Rank correlation captures nonlinear relationships
A second reason that people use a rank-based correlation is that the Pearson correlation measures the strength of a linear relationship, whereas the Spearman correlation can be used for some nonlinear relationships. The next example measures the association between the MPG_City and Weight variables for 428 vehicles in the Sashelp.cars data set. The following call to PROC CORR displays the Pearson and Spearman statistics:
title "Nonlinear Relationship"; proc corr data=Sashelp.Cars noprob nosimple plot=scatter Pearson Spearman; var MPG_City Weight; run; |
The procedure reports that the sample Pearson statistic is -0.74. In contrast, the Spearman correlation is -0.86, which is larger in magnitude. The Pearson statistic measures the linear relationship between the variables. However, the scatter plot reveals that the variables are not, in fact, linearly related. The larger magnitude for the Spearman statistic is perhaps a better indication that small (respectively, large) values of MPG_City are strongly associated with small (respectively, large) values of Weight.

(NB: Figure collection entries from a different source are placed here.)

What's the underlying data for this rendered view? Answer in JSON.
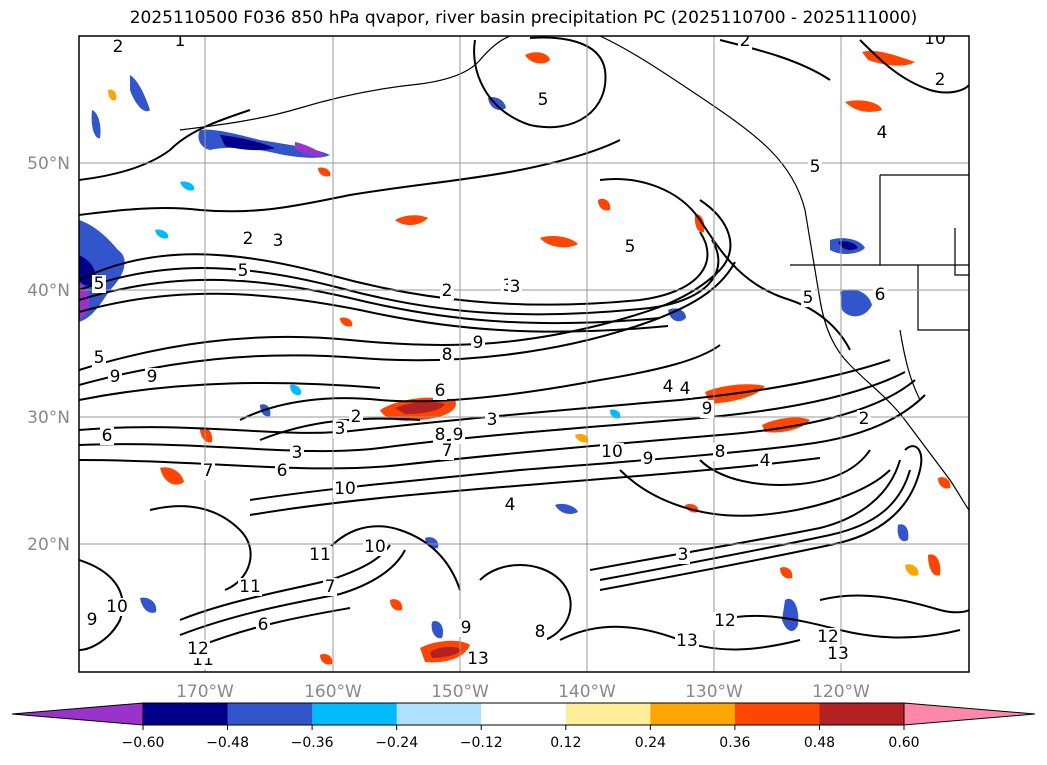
{
  "title": "2025110500 F036 850 hPa qvapor, river basin precipitation PC (2025110700 - 2025111000)",
  "latitude_labels": [
    "50°N",
    "40°N",
    "30°N",
    "20°N"
  ],
  "longitude_labels": [
    "170°W",
    "160°W",
    "150°W",
    "140°W",
    "130°W",
    "120°W"
  ],
  "colorbar": {
    "extend": "both",
    "colors": {
      "under": "#9933cc",
      "bins": [
        "#00008b",
        "#3355cc",
        "#00bbff",
        "#aee0ff",
        "#ffffff",
        "#ffee99",
        "#ffa500",
        "#ff4500",
        "#b22222"
      ],
      "over": "#ff88aa"
    },
    "ticks": [
      "−0.60",
      "−0.48",
      "−0.36",
      "−0.24",
      "−0.12",
      "0.12",
      "0.24",
      "0.36",
      "0.48",
      "0.60"
    ]
  },
  "contour_labels": [
    "2",
    "1",
    "2",
    "2",
    "10",
    "5",
    "2",
    "4",
    "5",
    "3",
    "3",
    "5",
    "5",
    "2",
    "3",
    "4",
    "5",
    "9",
    "8",
    "9",
    "9",
    "5",
    "4",
    "3",
    "6",
    "2",
    "3",
    "8",
    "9",
    "3",
    "9",
    "6",
    "7",
    "10",
    "9",
    "8",
    "4",
    "7",
    "6",
    "10",
    "4",
    "3",
    "11",
    "10",
    "11",
    "11",
    "9",
    "7",
    "6",
    "10",
    "8",
    "9",
    "12",
    "13",
    "13",
    "12",
    "12",
    "13",
    "6",
    "5",
    "2"
  ],
  "legend_icons": [
    "colorbar-arrow-left-icon",
    "colorbar-arrow-right-icon"
  ]
}
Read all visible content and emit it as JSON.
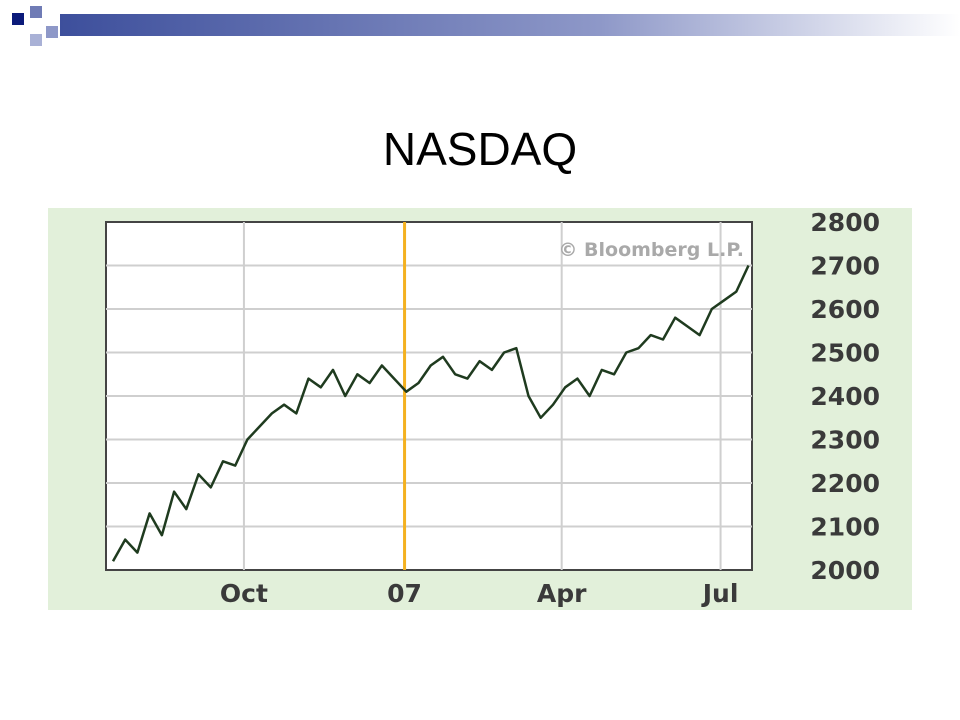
{
  "slide": {
    "title": "NASDAQ"
  },
  "colors": {
    "panel_bg": "#e2f0da",
    "plot_bg": "#ffffff",
    "grid": "#cfcfcf",
    "line": "#1f3b1f",
    "marker": "#f4b120",
    "watermark": "#a9a9a9",
    "header_bar": "#3d4f9c",
    "header_square": "#0b1a7a"
  },
  "chart_data": {
    "type": "line",
    "watermark": "© Bloomberg L.P.",
    "x_tick_labels": [
      "Oct",
      "07",
      "Apr",
      "Jul"
    ],
    "y_tick_labels": [
      "2800",
      "2700",
      "2600",
      "2500",
      "2400",
      "2300",
      "2200",
      "2100",
      "2000"
    ],
    "ylim": [
      2000,
      2800
    ],
    "x_axis_position": "bottom",
    "y_axis_position": "right",
    "grid": true,
    "vertical_marker": "07",
    "series": [
      {
        "x": [
          "2006-07-18",
          "2006-07-25",
          "2006-08-01",
          "2006-08-08",
          "2006-08-15",
          "2006-08-22",
          "2006-08-29",
          "2006-09-05",
          "2006-09-12",
          "2006-09-19",
          "2006-09-26",
          "2006-10-03",
          "2006-10-10",
          "2006-10-17",
          "2006-10-24",
          "2006-10-31",
          "2006-11-07",
          "2006-11-14",
          "2006-11-21",
          "2006-11-28",
          "2006-12-05",
          "2006-12-12",
          "2006-12-19",
          "2006-12-26",
          "2007-01-02",
          "2007-01-09",
          "2007-01-16",
          "2007-01-23",
          "2007-01-30",
          "2007-02-06",
          "2007-02-13",
          "2007-02-20",
          "2007-02-27",
          "2007-03-06",
          "2007-03-13",
          "2007-03-20",
          "2007-03-27",
          "2007-04-03",
          "2007-04-10",
          "2007-04-17",
          "2007-04-24",
          "2007-05-01",
          "2007-05-08",
          "2007-05-15",
          "2007-05-22",
          "2007-05-29",
          "2007-06-05",
          "2007-06-12",
          "2007-06-19",
          "2007-06-26",
          "2007-07-03",
          "2007-07-10",
          "2007-07-17"
        ],
        "y": [
          2020,
          2070,
          2040,
          2130,
          2080,
          2180,
          2140,
          2220,
          2190,
          2250,
          2240,
          2300,
          2330,
          2360,
          2380,
          2360,
          2440,
          2420,
          2460,
          2400,
          2450,
          2430,
          2470,
          2440,
          2410,
          2430,
          2470,
          2490,
          2450,
          2440,
          2480,
          2460,
          2500,
          2510,
          2400,
          2350,
          2380,
          2420,
          2440,
          2400,
          2460,
          2450,
          2500,
          2510,
          2540,
          2530,
          2580,
          2560,
          2540,
          2600,
          2620,
          2640,
          2700
        ]
      }
    ]
  }
}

Rank correlation is invariant under monotone increasing transformations
Another reason to use a rank-based correlation is if you need to transform one or more variables. Recall that a rank-based statistic is invariant under any monotone increasing transformation of the data because the ranks themselves are unchanged under the transformation. Thus, you can report the Spearman correlation for transformed data, and the readers know that the Spearman correlation for the original data are the same values.
To give an example, suppose you want to perform a Box-Cox transform of the MPG_City and Weight variables. The following DATA step implements the following monotone transformations of the original variables:
- Transform the MPG_City variable by using the power transformation x → (xλ -1) / λ, where λ = -0.5.
- Transform the Weight variable by using the logarithmic transformation x → log(x).
Every Box-Cox transformation is monotone increasing. Because the Spearman correlation is invariant under any monotone increasing transformation, the Spearman correlation for the transformed variables is unchanged from the Spearman correlation of the original variables.
title "Original Correlations"; proc corr data=Sashelp.Cars noprob nosimple Pearson Spearman; label MPG_City= Weight=; var MPG_City Weight; run; title "Correlations between Transformed Variables"; data C; set Sashelp.Cars; lambda = -0.5; xformMPG = (MPG_City**lambda -1) / lambda; logWeight = log(Weight); run; proc corr data=C noprob nosimple Pearson Spearman plots=scatter; var xformMPG logWeight; run; |
As predicted, the Spearman correlation between the transformed variables is identical to the original Spearman correlation. The Pearson correlation does not have that property. The Pearson correlation is invariant only under linear transformations.
Summary
A previous article discusses rank correlation and lists some advantages of using rank correlation. This article provides examples of some of the advantages. Specifically, this article shows that a rank-based correlation is resistant to extreme outliers, can measure the association between (some) nonlinearly related variables, and is invariant under any monotone increasing transformation, such as a Box-Cox transformation.